Hetgeen door verdachte is verklaard met betrekking tot het schietincident vindt tot op zekere hoogte dan ook ondersteuning in het dossier. Anderzijds roept de verklaring van verdachte ook vragen op. Waarom is hij pas drie maanden na zijn aanhouding met dit verhaal gekomen? Waarom heeft hij het wapen waarmee hij zich heeft verdedigd direct na het schietincident verstopt? Hoewel verdachte op deze vragen geen bevredigend antwoord heeft gegeven en zo de twijfel bij de rechtbank aan het door hem gepresenteerde scenario niet helemaal heeft kunnen wegnemen, kan daaruit – omgekeerd – niet worden afgeleid dat het verhaal van verdachte over het beslissende moment in de keuken niet waar kan zijn.
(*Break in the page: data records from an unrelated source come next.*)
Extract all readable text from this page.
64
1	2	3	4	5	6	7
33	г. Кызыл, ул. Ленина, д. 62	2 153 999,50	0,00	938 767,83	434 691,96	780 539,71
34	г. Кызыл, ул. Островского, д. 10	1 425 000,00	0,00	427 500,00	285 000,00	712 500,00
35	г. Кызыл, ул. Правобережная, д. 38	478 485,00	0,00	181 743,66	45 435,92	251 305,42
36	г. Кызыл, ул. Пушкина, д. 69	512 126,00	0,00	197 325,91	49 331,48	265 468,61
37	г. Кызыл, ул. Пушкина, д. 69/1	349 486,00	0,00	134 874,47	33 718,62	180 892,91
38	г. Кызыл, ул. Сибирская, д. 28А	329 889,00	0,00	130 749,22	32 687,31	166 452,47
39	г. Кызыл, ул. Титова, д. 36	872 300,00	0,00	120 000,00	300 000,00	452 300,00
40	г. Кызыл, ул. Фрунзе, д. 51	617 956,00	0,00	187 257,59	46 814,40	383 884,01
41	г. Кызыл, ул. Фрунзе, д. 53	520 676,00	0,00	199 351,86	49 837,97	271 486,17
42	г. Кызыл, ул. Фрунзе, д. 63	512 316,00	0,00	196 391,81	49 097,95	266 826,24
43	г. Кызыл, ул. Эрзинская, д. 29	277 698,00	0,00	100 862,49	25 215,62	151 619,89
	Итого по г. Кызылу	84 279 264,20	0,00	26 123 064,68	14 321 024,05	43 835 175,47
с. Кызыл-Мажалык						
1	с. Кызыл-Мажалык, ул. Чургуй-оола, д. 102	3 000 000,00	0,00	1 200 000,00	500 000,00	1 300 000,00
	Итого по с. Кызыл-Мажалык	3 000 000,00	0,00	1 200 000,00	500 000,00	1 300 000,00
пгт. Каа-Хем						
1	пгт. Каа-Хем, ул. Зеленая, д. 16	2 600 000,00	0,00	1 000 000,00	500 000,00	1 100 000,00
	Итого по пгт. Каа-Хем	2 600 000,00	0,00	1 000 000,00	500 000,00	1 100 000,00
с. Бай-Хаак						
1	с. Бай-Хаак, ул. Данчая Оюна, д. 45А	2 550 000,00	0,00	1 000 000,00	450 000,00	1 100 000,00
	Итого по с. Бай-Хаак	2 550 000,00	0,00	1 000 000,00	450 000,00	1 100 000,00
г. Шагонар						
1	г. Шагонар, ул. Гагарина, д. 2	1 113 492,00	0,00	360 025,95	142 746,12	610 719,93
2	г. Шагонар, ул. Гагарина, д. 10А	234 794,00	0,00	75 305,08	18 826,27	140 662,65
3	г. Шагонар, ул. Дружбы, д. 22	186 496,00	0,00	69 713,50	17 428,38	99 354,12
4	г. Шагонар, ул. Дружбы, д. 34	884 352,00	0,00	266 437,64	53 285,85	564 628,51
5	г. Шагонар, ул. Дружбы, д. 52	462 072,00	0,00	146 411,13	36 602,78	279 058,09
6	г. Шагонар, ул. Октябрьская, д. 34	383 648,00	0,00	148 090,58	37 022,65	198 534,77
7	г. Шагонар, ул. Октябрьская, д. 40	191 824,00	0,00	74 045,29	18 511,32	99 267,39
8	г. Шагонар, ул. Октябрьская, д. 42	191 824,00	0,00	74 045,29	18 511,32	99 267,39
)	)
Ook blijkt daaruit niet dat het in werkelijkheid anders is gegaan, bijvoorbeeld dat verdachte als eerste heeft geschoten.
Nu het scenario zoals dat blijkt uit het verhaal van verdachte op onderdelen ondersteund wordt door de verklaring van [naam medeverdachte] , technisch sporenonderzoek en de achtergrond van de ontmoeting waarbij het dodelijk schot is gevallen, er geen aanwijzingen zijn dat dit scenario niet waar kan zijn, terwijl het onderzoek ook geen ander aannemelijk scenario heeft uitgewezen, zal de rechtbank de bestaande twijfel in het voordeel van verdachte laten spreken. Een andere uitkomst zou immers de mogelijkheid open laten dat verdachte niet strafbaar is en dus ten onrechte zou worden veroordeeld.
Bij de verdere beoordeling van het verweer gaat de rechtbank dan ook uit van het scenario dat verdachte heeft gehandeld in reactie op het schieten door [slachtoffer] .
Vervolgens is de vraag aan de orde of is voldaan aan de vereisten van artikel 41, eerste lid, van het Wetboek van Strafrecht, waarover de Hoge Raad nog een overzichts-arrest heeft gewezen op 22 maart 2016 (ECLI:NL:HR:2016:456).
De rechtbank is van oordeel dat verdachte – doordat [slachtoffer] tweemaal op medeverdachte [naam medeverdachte] heeft geschoten en vervolgens zijn wapen op verdachte heeft gericht – bloot is gesteld aan een ogenblikkelijke wederrechtelijke aanranding jegens zijn eigen lijf en dat van medeverdachte [naam medeverdachte] . Er was sprake van ogenblikkelijk dreigend gevaar waartegen verdachte geboden was zich te verdedigen. Er was immers sprake van acuut dreigend vuurwapengeweld in zijn richting en dat van medeverdachte [naam medeverdachte] . Hoewel het schot van verdachte [slachtoffer] fataal is geworden, kan niet gezegd worden dat zijn verdediging disproportioneel was. De dreiging bestond immers eveneens uit een vuurwapen terwijl [slachtoffer] , door [naam medeverdachte] te beschieten, al had laten zien er niet voor terug te deinzen het vuurwapen ook daadwerkelijk te gebruiken. De rechtbank ziet ten slotte geen aanleiding om eigen schuld van verdachte aan te nemen. Het feit dat verdachte zich bezig hield met de handel in verdovende middelen is daarvoor onvoldoende.
De rechtbank acht het onder feit 1 bewezene daarom niet strafbaar, nu verdachte een beroep op noodweer toekomt.
Verdachte dient dan ook ter zake van het onder feit 1 bewezen geachte te worden ontslagen van alle rechtsvervolging.
Het onder feit 3 en 4 bewezen geachte is volgens de wet strafbaar. Het bestaan van een rechtvaardigingsgrond is niet aannemelijk geworden.